L’un des faits politiques les plus marquants reste la rencontre entre Martin Fayulu et Jean-Marc Kabund. Le lundi 23 mars, les deux leaders se sont retrouvés à l’hôtel Faden House. Les faits récents perdent les analystes en conjectures. Jean-Marc Kabund a été l’un des artisans majeurs à porter Félix Tshisekedi au pouvoir et en a même été l’un des piliers avant de finir à l’opposition. Opposant farouche à Tshisekedi, Martin Fayulu s’est pourtant rapproché du chef de l’Etat, il y a quelques mois, à la surprise générale. Ainsi, pour certains observateurs, les 2 acteurs ne sont pas censés être des radicaux vis-à-vis du pouvoir en place. Pourtant, ils sont aujourd’hui les premiers à se retrouver dans l’objectif, il se dit, de constituer une coalition commune afin de barrer la route aux démarches constitutionnelles de l’Union sacrée.
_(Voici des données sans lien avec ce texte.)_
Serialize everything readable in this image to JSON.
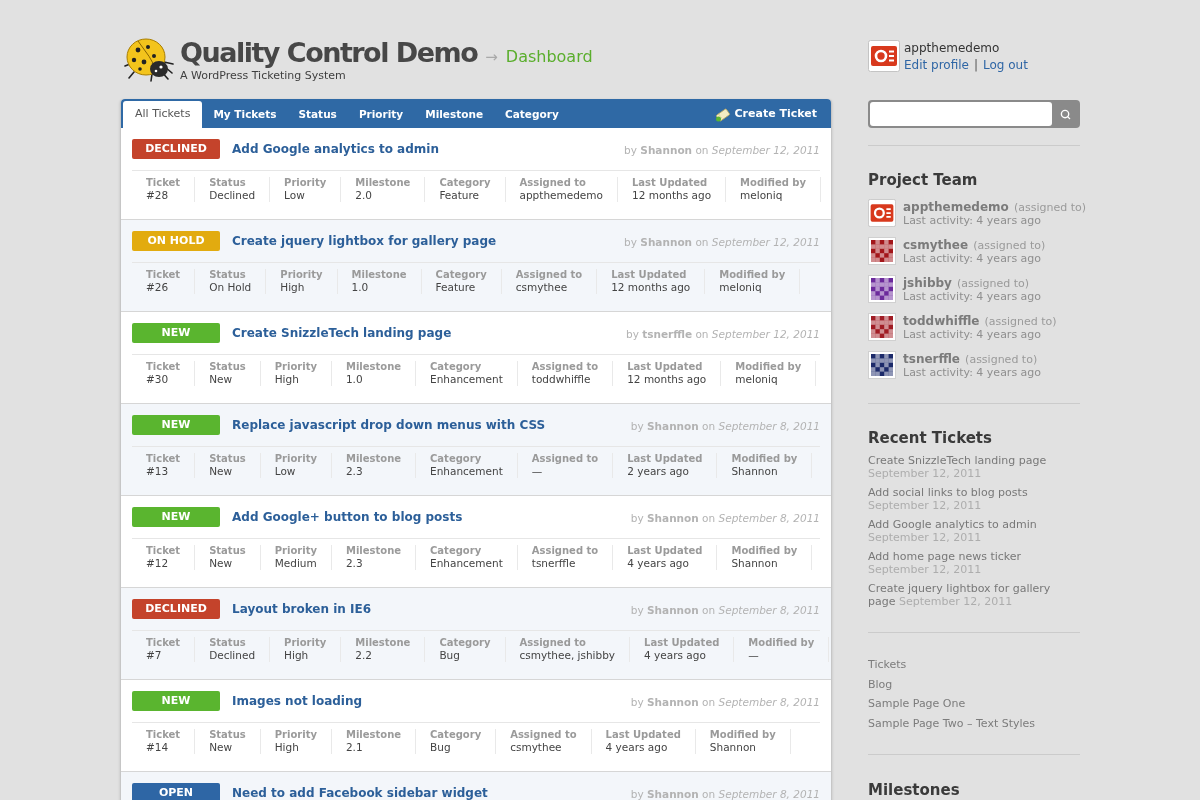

Dans ce contexte, cette rencontre symbolise un rapprochement stratégique entre des figures importantes de l’opposition congolaise. Car, si l’on s’en tient au compte rendu de murs échanges, les deux hommes ont dénoncé ce qu’ils considèrent comme des dérives du régime de Félix Tshisekedi. Ils ont exprimé leur opposition ferme à toute tentative de modification de la Constitution, qu’ils jugent inopportune. Selon eux, les vraies priorités du pays sont ailleurs, notamment la sécurité, la cohésion nationale et le bien-être de la population.
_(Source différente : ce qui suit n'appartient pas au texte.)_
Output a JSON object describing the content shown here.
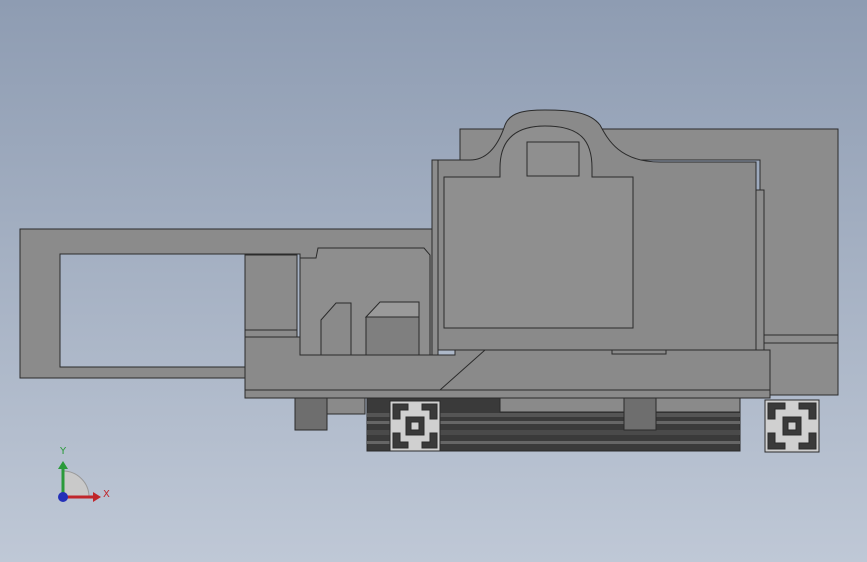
{
  "viewport": {
    "background_top": "#8e9cb2",
    "background_bottom": "#bfc8d6"
  },
  "model": {
    "body_color": "#8a8a8a",
    "body_light": "#9a9a9a",
    "body_dark": "#777777",
    "edge_color": "#2b2b2b",
    "profile_color": "#3a3a3a",
    "profile_highlight": "#c8c8c8"
  },
  "triad": {
    "x_label": "X",
    "y_label": "Y",
    "x_color": "#c0262b",
    "y_color": "#2a9a3a",
    "z_color": "#2330b8"
  }
}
Puis, Martin Fayulu et Jean-Marc Kabund ont affirmé avoir harmonisé leurs positions et mis en place des stratégies communes pour faire face à ce projet. Ils ont même appelé les forces vives du pays à se mobiliser pour défendre l’ordre constitutionnel et éviter toute dérive.

Vu sous cet angle, la question de la pression sur le pouvoir se pose clairement. La formation progressive d’un bloc uni pourrait représenter un défi pour le régime en place se profile nettement à l’horizon. Si cette dynamique se renforce, elle pourrait compliquer toute tentative de passage en force sur une question aussi sensible et brûlante. Mais, en attendant, des incertitudes demeurent toujours. En effet, l’opposition congolaise a souvent été marquée par des divisions internes qui affaiblissent ses actions. La solidité de cette nouvelle alliance reste donc à prouver et sa capacité à mobiliser la population sera également déterminante pour peser réellement sur le rapport de force.

Par ailleurs, du côté du pouvoir, la marge de manœuvre dépendra en grande partie de la capacité à contenir cette montée de contestation des opposants. Le régime pourrait être tenté de poursuivre son projet, mais il devra tenir compte du risque d’une réaction populaire si l’opposition parvient à s’unifier davantage.